Relationship Rescue Retreat: Eric and Jennifer

Relationship Rescue Retreat: Eric and Jennifer
Dr. Phil's intense workshop with six couples on the verge of divorce.
Married less than a year, Eric and Jennifer have one child. They fight every day, and nothing ever gets resolved. "I think we fight dirty," says Jennifer, who has spit on Eric, pinched him and punched him in the arm. "Every day is a struggle. And the anger level and the frustration level are really escalating. It's no way to live, let alone raise a baby." Her biggest issue with Eric is that he's very negative about life.

"It destroys me emotionally to fight in front of my son," say Eric, who grew up in that kind of environment and doesn't want to repeat it. He also hates it when Jennifer corrects his grammar, and when he tries to help with the baby, everything he does is wrong. "I feel like a failure, I feel anger, I feel unappreciated," he says, but he could never suggest divorce. "Saying the word makes me sick to my stomach."

Dr. Phil stands before Eric and Jennifer. "You spit on your husband, don't you?" he asks.

"I did once," admits Jennifer.

"You've thrown the phone at him."


"You've hit him. You've called him 'dick,' 'lazy' and 'buddy boy.'"

Only when Dr. Phil pushes does Jennifer admit that she has.

"What do you call her?" he asks Eric.

"I've called her a bitch," he replies.

"In fact, you've called her an 'ungrateful son of a bitch,' don't you?" Dr. Phil asks. Eric agrees. "And you do what you can to be cruel and hurtful on purpose at times, do you not?" Eric disagrees, but Dr. Phil reads from his notes: "Admits he knows how to give a dig that hurts. 'I can be very cruel and hurtful.' That's in quotes."

"You're correct," admits Eric. "I've done things in anger that I wish I hadn't and you are correct."

"Are you proud of calling your wife an 'ungrateful son of a bitch'?

"Absolutely not. Not at all," says Eric.

Dr. Phil turns to Jennifer. "Are you trying to hurt him when you call him names and yell and scream?"

Jennifer pauses. "I think I am," she admits.

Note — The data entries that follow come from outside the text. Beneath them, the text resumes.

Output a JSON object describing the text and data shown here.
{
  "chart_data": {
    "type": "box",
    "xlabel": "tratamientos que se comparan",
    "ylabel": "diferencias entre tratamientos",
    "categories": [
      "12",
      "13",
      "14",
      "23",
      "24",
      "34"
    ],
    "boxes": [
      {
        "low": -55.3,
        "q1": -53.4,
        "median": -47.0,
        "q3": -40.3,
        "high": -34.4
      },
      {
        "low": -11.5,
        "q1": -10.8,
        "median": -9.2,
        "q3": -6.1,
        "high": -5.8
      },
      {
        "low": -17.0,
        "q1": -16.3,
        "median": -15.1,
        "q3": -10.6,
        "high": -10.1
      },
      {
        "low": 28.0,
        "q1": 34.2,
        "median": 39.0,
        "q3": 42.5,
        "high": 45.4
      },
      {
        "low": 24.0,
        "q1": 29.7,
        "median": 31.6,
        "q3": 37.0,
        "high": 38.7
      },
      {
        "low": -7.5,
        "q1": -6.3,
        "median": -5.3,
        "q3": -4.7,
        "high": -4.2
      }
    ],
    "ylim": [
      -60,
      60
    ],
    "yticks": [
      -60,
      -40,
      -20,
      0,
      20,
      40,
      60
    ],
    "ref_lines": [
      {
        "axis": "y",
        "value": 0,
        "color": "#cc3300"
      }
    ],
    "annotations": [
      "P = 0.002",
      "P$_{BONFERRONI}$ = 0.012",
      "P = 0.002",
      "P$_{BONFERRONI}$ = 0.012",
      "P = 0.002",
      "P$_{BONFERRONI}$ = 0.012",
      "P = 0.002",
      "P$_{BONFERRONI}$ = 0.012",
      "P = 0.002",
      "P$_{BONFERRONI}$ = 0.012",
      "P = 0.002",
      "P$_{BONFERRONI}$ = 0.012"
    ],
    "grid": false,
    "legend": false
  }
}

Dr. Phil asks everyone to think about what she just said. "This man is your husband," he stresses. "He's your partner in life. And on a daily basis, you try to figure out ways to inflict pain on him."

Jennifer objects to that statement. "I don't sit there and try to think of ways to inflict pain on him, but I fight back," she says. "Maybe I've just gotten really good at it."

"Get the concept here," Dr. Phil tells her. "This is your partner and you attack and demean and hurt him every day."

Dr. Phil turns to Eric. "And you give it right back, don't you? You've thrown plates, you've smashed windows ... This is your wife!" he stresses. Dr. Phil poses a scenario for Eric to think about: He's walking down the street and he sees that someone has his wife pinned up against a wall, saying and doing the things that he does to her. "How would you feel about that ... yelling and screaming at her and throwing things, threatening her and getting in her face?" Dr. Phil asks.

"I would feel terrible and I'd feel for her safety," says Eric.

"Would you want to protect her? Would you say, 'Hey, back off of my wife, ain't nobody talking to my wife like that'?"

"Yes, sir. Absolutely," says Eric.

"Then why is it OK for you?" Dr. Phil asks.

"It's not."

"Apparently it is. Based on results, it is OK because you do it every single day," says Dr. Phil.